C’est qu’elle s’est faite belle, pour la fête !

Laquelle, elle ne sait pas trop. Elle n’a plus toute sa tête, la mamette…

Son anniversaire, peut-être ?

Oui, ça doit être ça. Son anniversaire.

Au fond, peu importe laquelle : c’est la fête !

Elle a mis son tailleur myosotis, la mamette. Celui des grandes occasions, avec l’écharpe assortie, pour cacher son cou flétri.

« Ce n’est pas convenable, dit-elle, un rien précieuse, de montrer ses oripeaux. » Un rien coquette, aussi.

Un peu de rose sur ses lèvres, une touche de couleur sur ses pommettes...

Elle a ramené en arrière la mèche rebelle qui toujours l’envahit…

Elle est contente, la mamette : sa fille et son gendre viennent la chercher pour l’emmener dans leur maison, sur la colline, pour sa fête.

Il y aura du gâteau ! Elle en pétille d’aise. Elle en reprendra. Deux fois. Et du champagne, aussi. « Une coupe, pas plus. Je ne veux pas être pompette ! » Elle le sera, un peu.

Elle poussera même la chansonnette, d’une voix fluette, un rien surannée.
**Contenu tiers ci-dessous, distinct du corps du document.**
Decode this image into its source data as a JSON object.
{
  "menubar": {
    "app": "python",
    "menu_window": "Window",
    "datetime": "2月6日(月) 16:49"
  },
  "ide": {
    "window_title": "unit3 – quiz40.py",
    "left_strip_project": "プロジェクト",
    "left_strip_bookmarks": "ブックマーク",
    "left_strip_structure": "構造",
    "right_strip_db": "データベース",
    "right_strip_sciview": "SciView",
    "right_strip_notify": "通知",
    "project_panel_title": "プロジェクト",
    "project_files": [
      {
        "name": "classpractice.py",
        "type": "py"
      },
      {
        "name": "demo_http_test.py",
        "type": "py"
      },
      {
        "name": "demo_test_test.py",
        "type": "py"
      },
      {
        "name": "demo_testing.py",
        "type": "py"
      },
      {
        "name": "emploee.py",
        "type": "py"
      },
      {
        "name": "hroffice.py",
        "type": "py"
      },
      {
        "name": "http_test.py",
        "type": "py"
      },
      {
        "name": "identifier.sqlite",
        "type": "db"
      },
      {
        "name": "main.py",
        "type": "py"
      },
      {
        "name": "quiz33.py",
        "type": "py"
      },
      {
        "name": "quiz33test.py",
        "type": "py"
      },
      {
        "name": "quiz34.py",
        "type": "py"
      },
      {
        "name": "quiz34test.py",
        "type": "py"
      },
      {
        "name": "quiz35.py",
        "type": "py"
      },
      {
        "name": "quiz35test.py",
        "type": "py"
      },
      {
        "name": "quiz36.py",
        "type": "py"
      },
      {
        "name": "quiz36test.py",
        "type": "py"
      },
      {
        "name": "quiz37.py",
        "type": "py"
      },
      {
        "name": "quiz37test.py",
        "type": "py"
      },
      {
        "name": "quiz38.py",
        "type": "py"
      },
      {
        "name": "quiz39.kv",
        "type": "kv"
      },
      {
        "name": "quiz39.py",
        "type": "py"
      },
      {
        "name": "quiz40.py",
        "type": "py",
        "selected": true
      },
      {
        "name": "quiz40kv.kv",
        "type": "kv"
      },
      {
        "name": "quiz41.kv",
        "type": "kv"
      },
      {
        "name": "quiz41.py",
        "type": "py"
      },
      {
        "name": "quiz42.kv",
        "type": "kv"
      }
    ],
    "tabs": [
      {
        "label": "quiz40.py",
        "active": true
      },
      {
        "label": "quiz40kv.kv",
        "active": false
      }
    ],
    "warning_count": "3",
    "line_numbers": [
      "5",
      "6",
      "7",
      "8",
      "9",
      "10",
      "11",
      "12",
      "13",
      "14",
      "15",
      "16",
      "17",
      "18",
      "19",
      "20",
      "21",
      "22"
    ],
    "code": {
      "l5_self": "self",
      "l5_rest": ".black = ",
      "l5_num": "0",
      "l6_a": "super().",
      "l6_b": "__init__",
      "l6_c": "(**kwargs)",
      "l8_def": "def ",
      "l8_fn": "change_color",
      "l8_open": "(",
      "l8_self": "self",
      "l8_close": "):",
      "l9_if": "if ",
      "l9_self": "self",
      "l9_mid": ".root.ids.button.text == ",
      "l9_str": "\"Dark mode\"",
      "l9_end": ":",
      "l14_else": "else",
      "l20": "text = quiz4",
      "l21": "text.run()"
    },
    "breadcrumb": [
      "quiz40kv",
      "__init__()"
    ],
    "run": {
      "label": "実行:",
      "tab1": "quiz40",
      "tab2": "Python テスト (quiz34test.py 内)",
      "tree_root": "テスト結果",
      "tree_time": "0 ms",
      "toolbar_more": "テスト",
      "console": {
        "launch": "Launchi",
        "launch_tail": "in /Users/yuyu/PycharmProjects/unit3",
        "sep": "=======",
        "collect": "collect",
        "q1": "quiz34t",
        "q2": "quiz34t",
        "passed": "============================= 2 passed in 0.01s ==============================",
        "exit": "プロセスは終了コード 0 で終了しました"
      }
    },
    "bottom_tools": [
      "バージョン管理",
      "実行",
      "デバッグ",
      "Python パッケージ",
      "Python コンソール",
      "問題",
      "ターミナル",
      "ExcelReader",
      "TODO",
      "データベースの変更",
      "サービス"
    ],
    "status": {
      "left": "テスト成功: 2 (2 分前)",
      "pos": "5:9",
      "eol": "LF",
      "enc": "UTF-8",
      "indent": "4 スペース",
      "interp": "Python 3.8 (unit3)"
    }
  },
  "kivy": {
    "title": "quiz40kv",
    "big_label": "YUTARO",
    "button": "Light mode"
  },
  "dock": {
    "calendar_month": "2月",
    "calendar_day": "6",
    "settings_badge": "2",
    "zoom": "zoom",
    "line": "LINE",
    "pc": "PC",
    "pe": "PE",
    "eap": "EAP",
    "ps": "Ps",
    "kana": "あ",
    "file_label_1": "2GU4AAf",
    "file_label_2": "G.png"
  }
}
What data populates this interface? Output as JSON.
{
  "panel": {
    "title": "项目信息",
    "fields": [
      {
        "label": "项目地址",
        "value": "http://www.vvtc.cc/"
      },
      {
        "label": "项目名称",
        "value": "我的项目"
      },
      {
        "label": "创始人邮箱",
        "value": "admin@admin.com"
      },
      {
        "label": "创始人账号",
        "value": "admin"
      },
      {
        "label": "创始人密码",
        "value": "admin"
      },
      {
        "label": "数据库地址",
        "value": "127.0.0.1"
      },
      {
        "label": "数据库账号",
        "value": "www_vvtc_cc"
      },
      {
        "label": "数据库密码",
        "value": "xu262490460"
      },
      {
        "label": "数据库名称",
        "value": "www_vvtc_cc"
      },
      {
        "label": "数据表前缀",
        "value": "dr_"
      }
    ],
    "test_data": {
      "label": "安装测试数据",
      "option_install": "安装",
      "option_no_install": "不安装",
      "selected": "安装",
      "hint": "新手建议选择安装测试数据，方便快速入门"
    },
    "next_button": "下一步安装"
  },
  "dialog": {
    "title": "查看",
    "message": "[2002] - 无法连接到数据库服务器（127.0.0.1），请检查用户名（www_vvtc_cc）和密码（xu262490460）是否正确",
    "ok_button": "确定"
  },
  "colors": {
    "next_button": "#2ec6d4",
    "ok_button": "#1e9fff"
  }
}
Une vieille mélodie, très désuète, du temps de ses vingt ans ; du temps où elle était amoureuse de son amant de Saint Jean…

Et puis, comme chaque fois, elle dira, très solennelle : « Je vous remercie, mes enfants, je suis très heureuse d’avoir fêté avec vous ce qui sera mon dernier anniversaire. Ne protestez pas, je vais bientôt partir. Je le sens. 86 ans ! Ce n’est pas raisonnable ! » Comme chaque fois on se récriera : « Mais voyons, tu es éternelle ! Tu nous enterreras tous ! » Et souriante, elle qui sait, elle fera semblant de le croire.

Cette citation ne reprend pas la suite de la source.